I have a feeling if the comic had widened the scope to include anyone who has known an addict in their lives and been affected by the disease, far more hands would have lifted. Someone very close to me was an addict who used to steal my car to travel to downtown L.A. and endure sexual assault to buy drugs. I’ve had friends get sober only to be murdered by pills upon their first relapse. The homelessness crisis of the city, exacerbated by untreated addiction, landed in my literal back yard this year when two men experiencing homelessness and addiction shot up drugs at 10 o’clock in the morning in my alley.

It’s not pretty. And it sure as hell isn’t funny.

That’s not to say From Scratch wasn’t funny. Quite the opposite, really, especially on the rare occasions he floated away from his relapse and financial despairs. A crack at environmental activist Greta Thornberg led to a regrettably embarrassing yet entirely uncontrollable snort, for instance.

But at several points, I almost cried, too. And not because Mulaney had said anything particularly sentimental.
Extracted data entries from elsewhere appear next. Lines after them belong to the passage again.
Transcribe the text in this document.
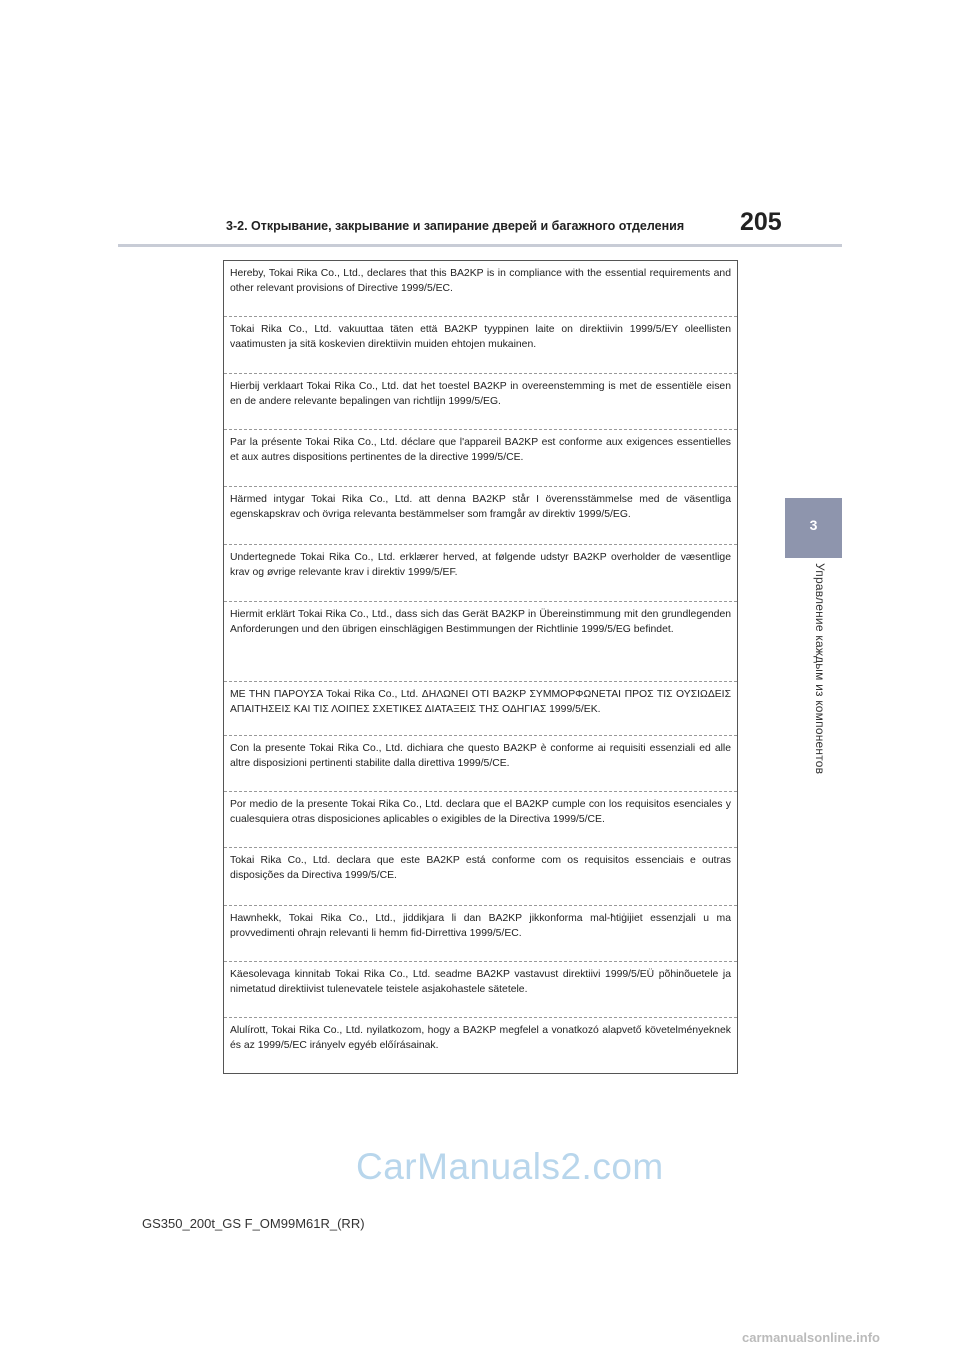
3-2. Открывание, закрывание и запирание дверей и багажного отделения 205
3
Управление каждым из компонентов

Hereby, Tokai Rika Co., Ltd., declares that this BA2KP is in compliance with the essential requirements and other relevant provisions of Directive 1999/5/EC.

Tokai Rika Co., Ltd. vakuuttaa täten että BA2KP tyyppinen laite on direktiivin 1999/5/EY oleellisten vaatimusten ja sitä koskevien direktiivin muiden ehtojen mukainen.

Hierbij verklaart Tokai Rika Co., Ltd. dat het toestel BA2KP in overeenstemming is met de essentiële eisen en de andere relevante bepalingen van richtlijn 1999/5/EG.

Par la présente Tokai Rika Co., Ltd. déclare que l'appareil BA2KP est conforme aux exigences essentielles et aux autres dispositions pertinentes de la directive 1999/5/CE.

Härmed intygar Tokai Rika Co., Ltd. att denna BA2KP står I överensstämmelse med de väsentliga egenskapskrav och övriga relevanta bestämmelser som framgår av direktiv 1999/5/EG.

Undertegnede Tokai Rika Co., Ltd. erklærer herved, at følgende udstyr BA2KP overholder de væsentlige krav og øvrige relevante krav i direktiv 1999/5/EF.

Hiermit erklärt Tokai Rika Co., Ltd., dass sich das Gerät BA2KP in Übereinstimmung mit den grundlegenden Anforderungen und den übrigen einschlägigen Bestimmungen der Richtlinie 1999/5/EG befindet.

ΜΕ ΤΗΝ ΠΑΡΟΥΣΑ Tokai Rika Co., Ltd. ΔΗΛΩΝΕΙ ΟΤΙ BA2KP ΣΥΜΜΟΡΦΩΝΕΤΑΙ ΠΡΟΣ ΤΙΣ ΟΥΣΙΩΔΕΙΣ ΑΠΑΙΤΗΣΕΙΣ ΚΑΙ ΤΙΣ ΛΟΙΠΕΣ ΣΧΕΤΙΚΕΣ ΔΙΑΤΑΞΕΙΣ ΤΗΣ ΟΔΗΓΙΑΣ 1999/5/ΕΚ.

Con la presente Tokai Rika Co., Ltd. dichiara che questo BA2KP è conforme ai requisiti essenziali ed alle altre disposizioni pertinenti stabilite dalla direttiva 1999/5/CE.

Por medio de la presente Tokai Rika Co., Ltd. declara que el BA2KP cumple con los requisitos esenciales y cualesquiera otras disposiciones aplicables o exigibles de la Directiva 1999/5/CE.

Tokai Rika Co., Ltd. declara que este BA2KP está conforme com os requisitos essenciais e outras disposições da Directiva 1999/5/CE.

Hawnhekk, Tokai Rika Co., Ltd., jiddikjara li dan BA2KP jikkonforma mal-ħtiġijiet essenzjali u ma provvedimenti oħrajn relevanti li hemm fid-Dirrettiva 1999/5/EC.

Käesolevaga kinnitab Tokai Rika Co., Ltd. seadme BA2KP vastavust direktiivi 1999/5/EÜ põhinõuetele ja nimetatud direktiivist tulenevatele teistele asjakohastele sätetele.

Alulírott, Tokai Rika Co., Ltd. nyilatkozom, hogy a BA2KP megfelel a vonatkozó alapvető követelményeknek és az 1999/5/EC irányelv egyéb előírásainak.

CarManuals2.com
GS350_200t_GS F_OM99M61R_(RR)
carmanualsonline.info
Burnham’s Inside encouraged a broader conversation about what it means to be a comic in an era of crisis. Is it okay to crack a joke when there is so much death and suffering? Is it amoral to incite laughter when the entire world is in anguish? Is it amoral not to?

We find collective relief in comedy within the context of a collective hell. But how does one reclaim humor through the lens of a personal hell?

I mean, imagine Britney Spears performing a standup routine about her conservatorship.

Would you laugh, or cry? Or both?

John Mulaney isn’t who you thought he was, and that’s more than alright. John, feel free to ditch the tie and not be the emotionally stable good-guy the world has made you out to be. It’s easy to stand tall in a three-piece suit. It’s much harder to replace the safety blanket with the truth when it’s embarrassing, ugly and grim.

By joining the tragedy – not replacing it – with comedy, Mulaney has once again proven his unwavering talent, and that an honest suffering is far more redeeming than any gilded comeback story.